La pêche du brochet est-elle une question de stratégie, et faut-il préparer sa session pour mettre toutes les chances de son côté comme le font les compétiteurs ? Une réflexion que nous n’avons pas forcément car nous n’avons pas devoir de résultat, considérant, à juste titre d’ailleurs, qu’une partie de pêche c’est un moment de plaisir et de liberté, un moment de détente au bord de l’eau, des échanges avec un copain, une tranche de rire et souvent…une tranche de pâtée avec une petite douceur qui lubrifie les papilles gustatives !
Une vision que nous sommes nombreux à partager et je pense qu’il est important de ne pas sacrifier sur l’autel de la réussite le plaisir basique de la pêche. Vous êtes capot ? Et alors, si vous avez passez un bon moment sur l’eau, heureux de votre sortie. Cela étant, l’objectif est quand même bien de prendre quelques « cartouches » qui augmentent rapidement notre pouls, sans être pour autant esclave du résultat. Je prends chaque année des taules mémorables, si je suis en mode détente seul ou avec un pote, j’arrive très bien à survivre à cette épreuve, mais c’est un peu plus compliqué quand je suis en guidage et que les clients attendent de leur moniteur quelques résultats probants.
Connaître quelques paramètres
La stratégie compte d’autant plus que le milieu pêché est vaste. Les populations piscicoles des grands lacs n’ont pas la même répartition que dans un étang. Ainsi, la probabilité de rencontrer un brochet actif peut devenir compliquée. Les conditions climatiques antérieures à la partie de pêche, la température de l’eau influent sur le comportement des cyprinidés qui peuvent rechercher des zones plus chaudes, stationner dans la thermocline. La thermocline est la zone de transition thermique rapide entre les eaux superficielles (généralement plus chaudes et oxygénées) et les eaux profondes. Ou ils peuvent migrer vers par exemple la tour de restitution d’un lac-réservoir qui apporte une eau chargée de nutriments. Les carnassiers n’hésitent pas à suivre leur garde-manger, à moins que les populations de poissons fourrages ne soient exponentielles.

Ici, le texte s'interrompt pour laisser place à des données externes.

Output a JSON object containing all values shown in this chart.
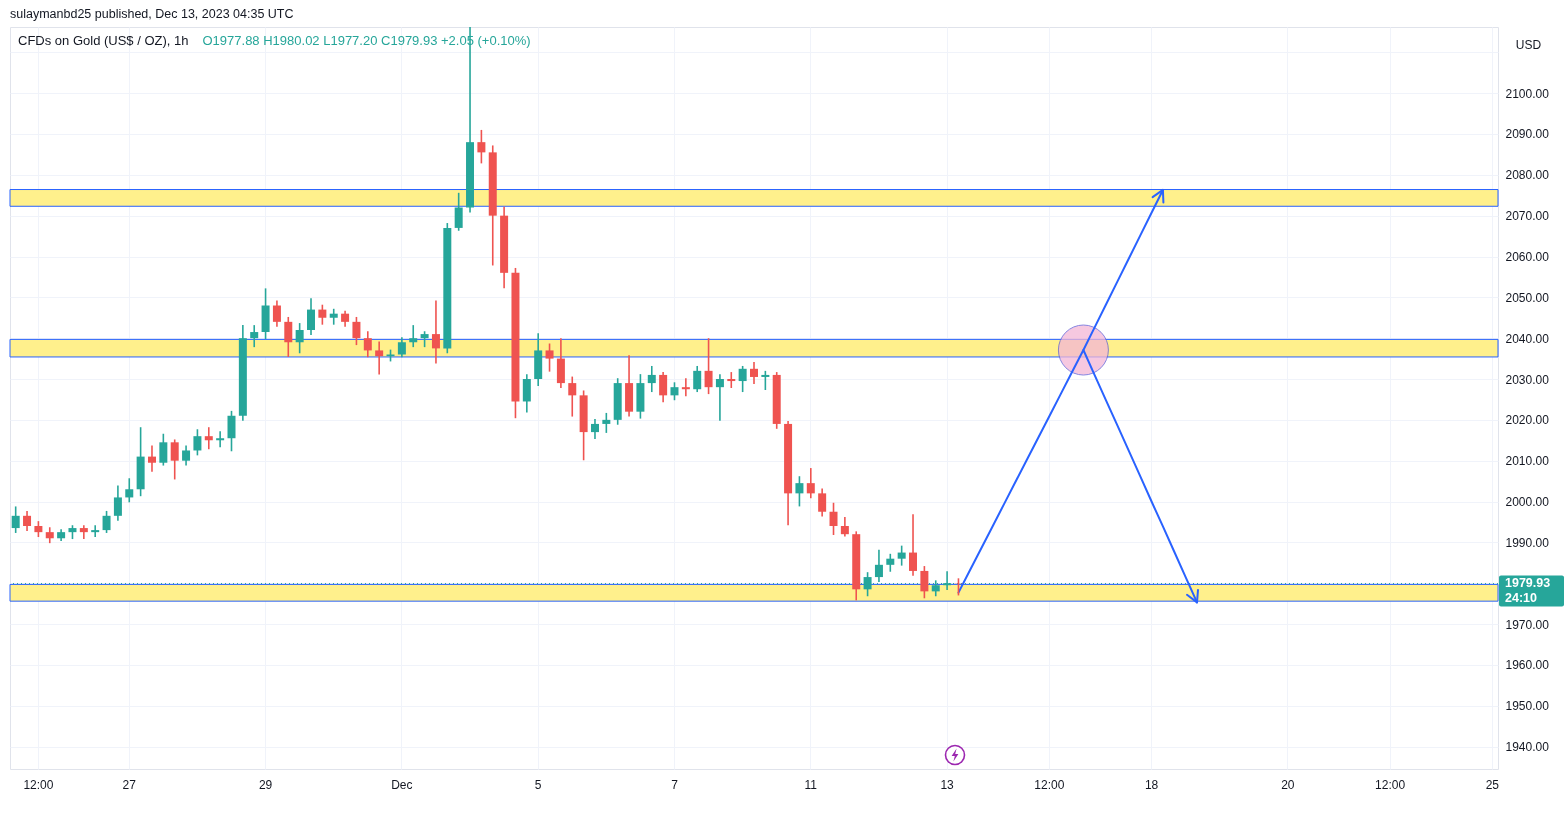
{
  "chart_data": {
    "type": "candlestick",
    "title": "CFDs on Gold (US$ / OZ), 1h",
    "subtitle": "O1977.88 H1980.02 L1977.20 C1979.93 +2.05 (+0.10%)",
    "ylabel": "USD",
    "annotations": [
      "sulaymanbd25 published, Dec 13, 2023 04:35 UTC"
    ],
    "categories": [
      null,
      null,
      "12:00",
      null,
      null,
      null,
      null,
      null,
      null,
      null,
      "27",
      null,
      null,
      null,
      null,
      null,
      null,
      null,
      null,
      null,
      null,
      null,
      "29",
      null,
      null,
      null,
      null,
      null,
      null,
      null,
      null,
      null,
      null,
      null,
      "Dec",
      null,
      null,
      null,
      null,
      null,
      null,
      null,
      null,
      null,
      null,
      null,
      "5",
      null,
      null,
      null,
      null,
      null,
      null,
      null,
      null,
      null,
      null,
      null,
      "7",
      null,
      null,
      null,
      null,
      null,
      null,
      null,
      null,
      null,
      null,
      null,
      "11",
      null,
      null,
      null,
      null,
      null,
      null,
      null,
      null,
      null,
      null,
      null,
      "13",
      null,
      null,
      null,
      null,
      null,
      null,
      null,
      null,
      "12:00",
      null,
      null,
      null,
      null,
      null,
      null,
      null,
      null,
      "18",
      null,
      null,
      null,
      null,
      null,
      null,
      null,
      null,
      null,
      null,
      null,
      "20",
      null,
      null,
      null,
      null,
      null,
      null,
      null,
      null,
      "12:00",
      null,
      null,
      null,
      null,
      null,
      null,
      null,
      null,
      "25"
    ],
    "ohlc": [
      [
        1993.5,
        1998.6,
        1992.5,
        1996.5
      ],
      [
        1996.5,
        1997.5,
        1993,
        1994
      ],
      [
        1994,
        1995,
        1991.5,
        1992.5
      ],
      [
        1992.5,
        1993.5,
        1990,
        1991
      ],
      [
        1991,
        1993,
        1990.5,
        1992.5
      ],
      [
        1992.5,
        1994,
        1991,
        1993.5
      ],
      [
        1993.5,
        1994,
        1991,
        1992.5
      ],
      [
        1992.5,
        1994,
        1991.5,
        1993
      ],
      [
        1993,
        1997.5,
        1992.5,
        1996.5
      ],
      [
        1996.5,
        2003.7,
        1995.5,
        2001
      ],
      [
        2001,
        2005.5,
        2000,
        2003
      ],
      [
        2003,
        2018,
        2001.5,
        2011
      ],
      [
        2011,
        2013.5,
        2007.5,
        2009.5
      ],
      [
        2009.5,
        2016.4,
        2009,
        2014.5
      ],
      [
        2014.5,
        2015,
        2005.6,
        2010
      ],
      [
        2010,
        2013.5,
        2009,
        2012.5
      ],
      [
        2012.5,
        2017.5,
        2011.5,
        2016
      ],
      [
        2016,
        2018,
        2013,
        2015
      ],
      [
        2015,
        2017,
        2013.5,
        2015.5
      ],
      [
        2015.5,
        2022,
        2012.5,
        2021
      ],
      [
        2021,
        2043,
        2020,
        2040
      ],
      [
        2040,
        2043,
        2038,
        2041.5
      ],
      [
        2041.5,
        2052,
        2040,
        2048
      ],
      [
        2048,
        2049,
        2043,
        2044
      ],
      [
        2044,
        2045,
        2035.6,
        2039
      ],
      [
        2039,
        2043.5,
        2036.5,
        2042
      ],
      [
        2042,
        2049.6,
        2041,
        2047
      ],
      [
        2047,
        2048,
        2043.5,
        2045
      ],
      [
        2045,
        2047,
        2043.5,
        2046
      ],
      [
        2046,
        2046.5,
        2043,
        2044
      ],
      [
        2044,
        2045,
        2038.5,
        2040
      ],
      [
        2040,
        2041.5,
        2035.5,
        2037
      ],
      [
        2037,
        2039,
        2031.3,
        2035.6
      ],
      [
        2035.6,
        2037,
        2034.5,
        2036
      ],
      [
        2036,
        2040,
        2035.5,
        2039
      ],
      [
        2039,
        2043,
        2038,
        2040
      ],
      [
        2040,
        2041.5,
        2038,
        2041
      ],
      [
        2041,
        2049,
        2034,
        2037.5
      ],
      [
        2037.5,
        2068,
        2036.5,
        2067
      ],
      [
        2067,
        2075.4,
        2066.5,
        2072
      ],
      [
        2072,
        2116,
        2071,
        2088
      ],
      [
        2088,
        2090.8,
        2083,
        2085.5
      ],
      [
        2085.5,
        2087,
        2058,
        2070
      ],
      [
        2070,
        2072,
        2052.4,
        2056
      ],
      [
        2056,
        2057,
        2020.6,
        2024.5
      ],
      [
        2024.5,
        2031,
        2022,
        2030
      ],
      [
        2030,
        2041,
        2028.5,
        2037
      ],
      [
        2037,
        2038.5,
        2032,
        2035
      ],
      [
        2035,
        2039.8,
        2028,
        2029
      ],
      [
        2029,
        2030.4,
        2021,
        2026
      ],
      [
        2026,
        2027,
        2010.3,
        2017
      ],
      [
        2017,
        2020,
        2015.5,
        2019
      ],
      [
        2019,
        2021.5,
        2017,
        2020
      ],
      [
        2020,
        2030,
        2019,
        2029
      ],
      [
        2029,
        2035.6,
        2021,
        2022
      ],
      [
        2022,
        2031,
        2020.5,
        2029
      ],
      [
        2029,
        2033,
        2027,
        2031
      ],
      [
        2031,
        2031.5,
        2024.5,
        2026
      ],
      [
        2026,
        2029,
        2025,
        2028
      ],
      [
        2028,
        2030,
        2026,
        2027.5
      ],
      [
        2027.5,
        2033,
        2027,
        2032
      ],
      [
        2032,
        2039.8,
        2026.5,
        2028
      ],
      [
        2028,
        2031,
        2020,
        2030
      ],
      [
        2030,
        2031.5,
        2028,
        2029.5
      ],
      [
        2029.5,
        2033,
        2027,
        2032.5
      ],
      [
        2032.5,
        2034,
        2029,
        2030.5
      ],
      [
        2030.5,
        2031.8,
        2027.5,
        2031
      ],
      [
        2031,
        2031.5,
        2018,
        2019
      ],
      [
        2019,
        2019.5,
        1994.4,
        2002
      ],
      [
        2002,
        2006,
        1999,
        2004.5
      ],
      [
        2004.5,
        2008,
        2001,
        2002
      ],
      [
        2002,
        2003,
        1996.5,
        1997.5
      ],
      [
        1997.5,
        1999.5,
        1992,
        1994
      ],
      [
        1994,
        1996,
        1991.6,
        1992
      ],
      [
        1992,
        1992.5,
        1976,
        1978.5
      ],
      [
        1978.5,
        1982.5,
        1977,
        1981.5
      ],
      [
        1981.5,
        1988,
        1980.5,
        1984.5
      ],
      [
        1984.5,
        1987,
        1983,
        1986
      ],
      [
        1986,
        1989,
        1984.5,
        1987.5
      ],
      [
        1987.5,
        1996.7,
        1982,
        1983
      ],
      [
        1983,
        1984,
        1976.5,
        1978
      ],
      [
        1978,
        1980.5,
        1977,
        1979.5
      ],
      [
        1979.5,
        1982.7,
        1978.5,
        1980
      ],
      [
        1980,
        1981,
        1977.2,
        1979.93
      ],
      null,
      null,
      null,
      null,
      null,
      null,
      null,
      null,
      null,
      null,
      null,
      null,
      null,
      null,
      null,
      null,
      null,
      null,
      null,
      null,
      null,
      null,
      null,
      null,
      null,
      null,
      null,
      null,
      null,
      null,
      null,
      null,
      null,
      null,
      null,
      null,
      null,
      null,
      null,
      null,
      null,
      null,
      null,
      null,
      null,
      null,
      null
    ],
    "colors": [
      "#26a69a",
      "#ef5350",
      "#ef5350",
      "#ef5350",
      "#26a69a",
      "#26a69a",
      "#ef5350",
      "#26a69a",
      "#26a69a",
      "#26a69a",
      "#26a69a",
      "#26a69a",
      "#ef5350",
      "#26a69a",
      "#ef5350",
      "#26a69a",
      "#26a69a",
      "#ef5350",
      "#26a69a",
      "#26a69a",
      "#26a69a",
      "#26a69a",
      "#26a69a",
      "#ef5350",
      "#ef5350",
      "#26a69a",
      "#26a69a",
      "#ef5350",
      "#26a69a",
      "#ef5350",
      "#ef5350",
      "#ef5350",
      "#ef5350",
      "#26a69a",
      "#26a69a",
      "#26a69a",
      "#26a69a",
      "#ef5350",
      "#26a69a",
      "#26a69a",
      "#26a69a",
      "#ef5350",
      "#ef5350",
      "#ef5350",
      "#ef5350",
      "#26a69a",
      "#26a69a",
      "#ef5350",
      "#ef5350",
      "#ef5350",
      "#ef5350",
      "#26a69a",
      "#26a69a",
      "#26a69a",
      "#ef5350",
      "#26a69a",
      "#26a69a",
      "#ef5350",
      "#26a69a",
      "#ef5350",
      "#26a69a",
      "#ef5350",
      "#26a69a",
      "#ef5350",
      "#26a69a",
      "#ef5350",
      "#26a69a",
      "#ef5350",
      "#ef5350",
      "#26a69a",
      "#ef5350",
      "#ef5350",
      "#ef5350",
      "#ef5350",
      "#ef5350",
      "#26a69a",
      "#26a69a",
      "#26a69a",
      "#26a69a",
      "#ef5350",
      "#ef5350",
      "#26a69a",
      "#26a69a",
      "#ef5350",
      null,
      null,
      null,
      null,
      null,
      null,
      null,
      null,
      null,
      null,
      null,
      null,
      null,
      null,
      null,
      null,
      null,
      null,
      null,
      null,
      null,
      null,
      null,
      null,
      null,
      null,
      null,
      null,
      null,
      null,
      null,
      null,
      null,
      null,
      null,
      null,
      null,
      null,
      null,
      null,
      null,
      null,
      null,
      null,
      null,
      null,
      null
    ],
    "series": [
      {
        "type": "line",
        "color": "#2962ff",
        "values": [
          null,
          null,
          null,
          null,
          null,
          null,
          null,
          null,
          null,
          null,
          null,
          null,
          null,
          null,
          null,
          null,
          null,
          null,
          null,
          null,
          null,
          null,
          null,
          null,
          null,
          null,
          null,
          null,
          null,
          null,
          null,
          null,
          null,
          null,
          null,
          null,
          null,
          null,
          null,
          null,
          null,
          null,
          null,
          null,
          null,
          null,
          null,
          null,
          null,
          null,
          null,
          null,
          null,
          null,
          null,
          null,
          null,
          null,
          null,
          null,
          null,
          null,
          null,
          null,
          null,
          null,
          null,
          null,
          null,
          null,
          null,
          null,
          null,
          null,
          null,
          null,
          null,
          null,
          null,
          null,
          null,
          null,
          null,
          1977.7,
          1983.1,
          1988.5,
          1993.9,
          1999.3,
          2004.7,
          2010.1,
          2015.5,
          2020.9,
          2026.3,
          2031.7,
          2037.1,
          2030.9,
          2024.7,
          2018.6,
          2012.4,
          2006.2,
          2000.0,
          1993.9,
          1987.7,
          1981.5,
          1975.3,
          null,
          null,
          null,
          null,
          null,
          null,
          null,
          null,
          null,
          null,
          null,
          null,
          null,
          null,
          null,
          null,
          null,
          null,
          null,
          null,
          null,
          null,
          null,
          null,
          null,
          null
        ]
      },
      {
        "type": "line",
        "color": "#2962ff",
        "values": [
          null,
          null,
          null,
          null,
          null,
          null,
          null,
          null,
          null,
          null,
          null,
          null,
          null,
          null,
          null,
          null,
          null,
          null,
          null,
          null,
          null,
          null,
          null,
          null,
          null,
          null,
          null,
          null,
          null,
          null,
          null,
          null,
          null,
          null,
          null,
          null,
          null,
          null,
          null,
          null,
          null,
          null,
          null,
          null,
          null,
          null,
          null,
          null,
          null,
          null,
          null,
          null,
          null,
          null,
          null,
          null,
          null,
          null,
          null,
          null,
          null,
          null,
          null,
          null,
          null,
          null,
          null,
          null,
          null,
          null,
          null,
          null,
          null,
          null,
          null,
          null,
          null,
          null,
          null,
          null,
          null,
          null,
          null,
          null,
          null,
          null,
          null,
          null,
          null,
          null,
          null,
          null,
          null,
          null,
          2037.1,
          2042.7,
          2048.3,
          2053.9,
          2059.5,
          2065.1,
          2070.7,
          2076.3,
          null,
          null,
          null,
          null,
          null,
          null,
          null,
          null,
          null,
          null,
          null,
          null,
          null,
          null,
          null,
          null,
          null,
          null,
          null,
          null,
          null,
          null,
          null,
          null,
          null,
          null,
          null,
          null,
          null
        ]
      },
      {
        "type": "scatter",
        "color": "#f3b6d6",
        "values": [
          null,
          null,
          null,
          null,
          null,
          null,
          null,
          null,
          null,
          null,
          null,
          null,
          null,
          null,
          null,
          null,
          null,
          null,
          null,
          null,
          null,
          null,
          null,
          null,
          null,
          null,
          null,
          null,
          null,
          null,
          null,
          null,
          null,
          null,
          null,
          null,
          null,
          null,
          null,
          null,
          null,
          null,
          null,
          null,
          null,
          null,
          null,
          null,
          null,
          null,
          null,
          null,
          null,
          null,
          null,
          null,
          null,
          null,
          null,
          null,
          null,
          null,
          null,
          null,
          null,
          null,
          null,
          null,
          null,
          null,
          null,
          null,
          null,
          null,
          null,
          null,
          null,
          null,
          null,
          null,
          null,
          null,
          null,
          null,
          null,
          null,
          null,
          null,
          null,
          null,
          null,
          null,
          null,
          null,
          2037.1,
          null,
          null,
          null,
          null,
          null,
          null,
          null,
          null,
          null,
          null,
          null,
          null,
          null,
          null,
          null,
          null,
          null,
          null,
          null,
          null,
          null,
          null,
          null,
          null,
          null,
          null,
          null,
          null,
          null,
          null,
          null,
          null,
          null,
          null,
          null,
          null
        ]
      }
    ],
    "bands": [
      {
        "axis": "y",
        "from": 2072.3,
        "to": 2076.4,
        "color": "#fff08c"
      },
      {
        "axis": "y",
        "from": 2035.4,
        "to": 2039.7,
        "color": "#fff08c"
      },
      {
        "axis": "y",
        "from": 1975.6,
        "to": 1979.7,
        "color": "#fff08c"
      }
    ],
    "ref_lines": [
      {
        "axis": "y",
        "value": 1979.93,
        "label": "1979.93\n24:10",
        "color": "#26a69a",
        "line_style": "dotted"
      }
    ],
    "ylim": [
      1934.5,
      2116.2
    ],
    "yticks": [
      {
        "value": 1940,
        "label": "1940.00"
      },
      {
        "value": 1950,
        "label": "1950.00"
      },
      {
        "value": 1960,
        "label": "1960.00"
      },
      {
        "value": 1970,
        "label": "1970.00"
      },
      {
        "value": 1980,
        "label": null
      },
      {
        "value": 1990,
        "label": "1990.00"
      },
      {
        "value": 2000,
        "label": "2000.00"
      },
      {
        "value": 2010,
        "label": "2010.00"
      },
      {
        "value": 2020,
        "label": "2020.00"
      },
      {
        "value": 2030,
        "label": "2030.00"
      },
      {
        "value": 2040,
        "label": "2040.00"
      },
      {
        "value": 2050,
        "label": "2050.00"
      },
      {
        "value": 2060,
        "label": "2060.00"
      },
      {
        "value": 2070,
        "label": "2070.00"
      },
      {
        "value": 2080,
        "label": "2080.00"
      },
      {
        "value": 2090,
        "label": "2090.00"
      },
      {
        "value": 2100,
        "label": "2100.00"
      },
      {
        "value": 2110,
        "label": null
      }
    ],
    "grid": true
  }
}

Dès lors, on a quelquefois l’impression de pêcher dans une baignoire et notre impressionnante collection de leurres n’y change rien, ni le panel des techniques mises en œuvre. Frustrant non ? C’est pourquoi il faut attacher un peu d’importance aux conditions météorologiques récentes, à la température de l’eau (si elle a perdu quelques degrés depuis votre dernière session, il est fort probable que les carnassiers sont descendus d’un étage), à la présence ou non lors de votre progression des boules de poissons si caractéristiques sur votre échosondeur, ou tout simplement aux résultats des confrères selon leurs zones de prospection.
Techniques opérantes
Il restera à déterminer l’action de pêche la plus appropriée : pêche lente sur postes marqués pour une fouille minutieuse et insistante aux leurres, ou au contraire, techniques agressives et prospectives en power fishing pour couvrir un maximum de terrain. On peut alterner la prospection au spinnerbait et aux leurres souples, utiliser les poissons nageurs pour les couches d’eaux intermédiaires, varier les grammages, les couleurs et les formes de leurre. C’est plus facile en binôme quand chacun utilise une technique différente pour trouver le pattern du moment. La pêche n’étant pas une science exacte et les conditions pouvant rapidement changer, il ne faut surtout pas se figer sur le leurre qui a fait ses preuves lors de la dernière partie de pêche, mais considérer qu’à chaque session tout est remis en cause.
Sans courir de long et de large le plan d’eau, inutile de plomber sa journée sur un secteur peu porteur. Le sondeur est un atout considérable car il permet de repérer s’il y a des mouvements de poissons fourrages. Si c’est le vide sidéral, inutile de trop insister, cela ne veut pas dire qu’il faut courir d’un point à un autre, mais optimiser sa recherche en s’assurant qu’il y a un peu d’activité sous le bateau.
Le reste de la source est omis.